To answer your question, Noise Figure is the amount of noise that would be added referenced to the input of the amplifier assuming no prior noise amplification has been provided in a properly matched system. This equates to a change in the SNR of the output relative to the SNR of the input, and the input noise level with no other gain would be typically referred to as the "thermal noise floor".

So given that, and to your example, if the gain of the amplifier was 1 (0 dB) and the noise figure was 5.5 dB, then in this case the signal out would be equal to the signal in (gain = 1) but the noise out would be 5.5 dB higher than the signal in. (and hence if you follow SNR out vs SNR in you see that this would hold).

To further demonstrate, consider if the amplifier had a gain of 10 dB with the same 5.5 dB Noise Figure. Here the signal out would be 10 dB higher than the signal in, but the noise out would be 15.5 dB higher than the noise in.

Now to further demonstrate noise figure, consider the same case with adding a noise free 10 dB gain amplifier in front of our noisy 5.5 dB NF amplifier: At the input to the noisy amp the signal will be 10 dB higher and the noise will be 10 dB higher relative to the thermal noise floor. Our noisy amp adds +5.5 dB of noise relative to the thermal noise floor, so referenced to the noisy amp input according to this noise figure model, in this case, the total noise will be:

$10Log(10^{10/10}+10^{5.5/10}) = 11.32$ dB above the thermal noise floor.

While the signal will be 10 dB above the input signal level at this point.

(Note this isn't the actual level that would be measured at the input of course but is the "input referenced" noise as measured at the output of the amplifier--as the noise is added in the amplification process).

At the output of our noisy amp, due to its +10 dB gain, the signal will be an additional 10 dB higher, as well as the noise, resulting in a final noise output level that is 21.32 dB above the thermal noise floor. The total change in signal level was +20 dB, while the total change in noise level was +21.32 dB. The change is SNR was therefore only 1.32 dB. This is the Cascaded Noise Figure showing how a prior lower noise amplifier can reduce the overall noise figure of the system. The actual formula for this is given below, but following the details above helps give the background of how this works. The bottom line is that the noise figure is the additional noise that is added referred to the input of the device relative to the thermal noise floor. Increasing signal and noise prior can swamp out this additional added noise later.

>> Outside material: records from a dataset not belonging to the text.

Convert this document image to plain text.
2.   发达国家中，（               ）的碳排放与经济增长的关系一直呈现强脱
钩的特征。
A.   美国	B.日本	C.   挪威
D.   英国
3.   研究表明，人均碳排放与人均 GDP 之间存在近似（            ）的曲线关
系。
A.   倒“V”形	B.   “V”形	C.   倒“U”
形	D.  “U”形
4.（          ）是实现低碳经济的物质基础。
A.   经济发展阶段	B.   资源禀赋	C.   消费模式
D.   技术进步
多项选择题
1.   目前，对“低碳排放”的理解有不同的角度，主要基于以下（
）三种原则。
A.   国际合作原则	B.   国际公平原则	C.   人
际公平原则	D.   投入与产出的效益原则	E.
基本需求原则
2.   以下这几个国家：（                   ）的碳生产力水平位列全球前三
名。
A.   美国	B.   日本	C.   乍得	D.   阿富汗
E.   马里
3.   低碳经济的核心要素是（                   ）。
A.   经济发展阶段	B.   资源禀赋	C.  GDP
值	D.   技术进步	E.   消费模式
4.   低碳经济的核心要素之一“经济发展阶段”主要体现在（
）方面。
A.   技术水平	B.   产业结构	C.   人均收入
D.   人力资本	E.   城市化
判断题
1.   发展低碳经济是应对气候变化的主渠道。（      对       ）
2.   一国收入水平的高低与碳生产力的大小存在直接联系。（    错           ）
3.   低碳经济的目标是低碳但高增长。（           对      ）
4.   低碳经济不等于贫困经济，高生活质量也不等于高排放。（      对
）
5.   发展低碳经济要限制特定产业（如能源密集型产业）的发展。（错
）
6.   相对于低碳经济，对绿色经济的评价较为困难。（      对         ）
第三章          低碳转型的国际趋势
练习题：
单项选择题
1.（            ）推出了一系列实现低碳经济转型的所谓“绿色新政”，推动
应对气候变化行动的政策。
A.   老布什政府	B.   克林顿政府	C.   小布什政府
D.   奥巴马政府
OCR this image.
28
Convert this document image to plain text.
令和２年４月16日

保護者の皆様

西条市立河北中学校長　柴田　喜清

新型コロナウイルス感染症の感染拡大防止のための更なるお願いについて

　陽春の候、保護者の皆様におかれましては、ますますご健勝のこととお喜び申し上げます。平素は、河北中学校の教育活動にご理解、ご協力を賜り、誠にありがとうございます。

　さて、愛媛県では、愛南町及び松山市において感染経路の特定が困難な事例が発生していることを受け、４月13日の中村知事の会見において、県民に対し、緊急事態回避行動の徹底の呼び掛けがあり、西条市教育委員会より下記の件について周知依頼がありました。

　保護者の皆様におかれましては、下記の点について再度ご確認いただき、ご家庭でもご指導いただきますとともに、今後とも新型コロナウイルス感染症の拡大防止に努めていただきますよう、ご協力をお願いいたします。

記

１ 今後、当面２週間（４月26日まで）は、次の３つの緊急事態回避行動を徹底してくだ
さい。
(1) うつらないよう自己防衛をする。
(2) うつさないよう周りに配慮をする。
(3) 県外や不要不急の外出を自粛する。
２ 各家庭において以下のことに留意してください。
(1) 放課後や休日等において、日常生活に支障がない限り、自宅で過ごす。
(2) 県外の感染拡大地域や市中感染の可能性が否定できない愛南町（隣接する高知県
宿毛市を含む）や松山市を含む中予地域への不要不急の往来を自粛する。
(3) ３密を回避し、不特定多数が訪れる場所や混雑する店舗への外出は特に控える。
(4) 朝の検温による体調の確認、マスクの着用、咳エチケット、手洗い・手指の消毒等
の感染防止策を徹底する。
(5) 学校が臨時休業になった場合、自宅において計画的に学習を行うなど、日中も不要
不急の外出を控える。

$F_T = F_1 + \frac{F_2-1}{G_1} + \frac{F_3-1}{G_1G_2} ...$

Where

$NF = 10Log_{10}(F)$

and gain in dB = $10Log_{10}(G)$

Answer 2

Noise figure is given assuming that the source is resistive, at room temperature (usually folks use 300K because it's a nice round number), and matched to the characteristic impedance of the device.

Sometimes when an antenna is pointed at something hot or cold you might see "noise figure with an XXX Kelvin source", but that's peculiar. More often, if a radio is going to be used in a service where the antenna might be pointed to something cold (like the sky, which looks pretty cold at any wavelength that's not absorbed by the atmosphere) then the receiver will be characterized using noise temperature, rather than noise figure.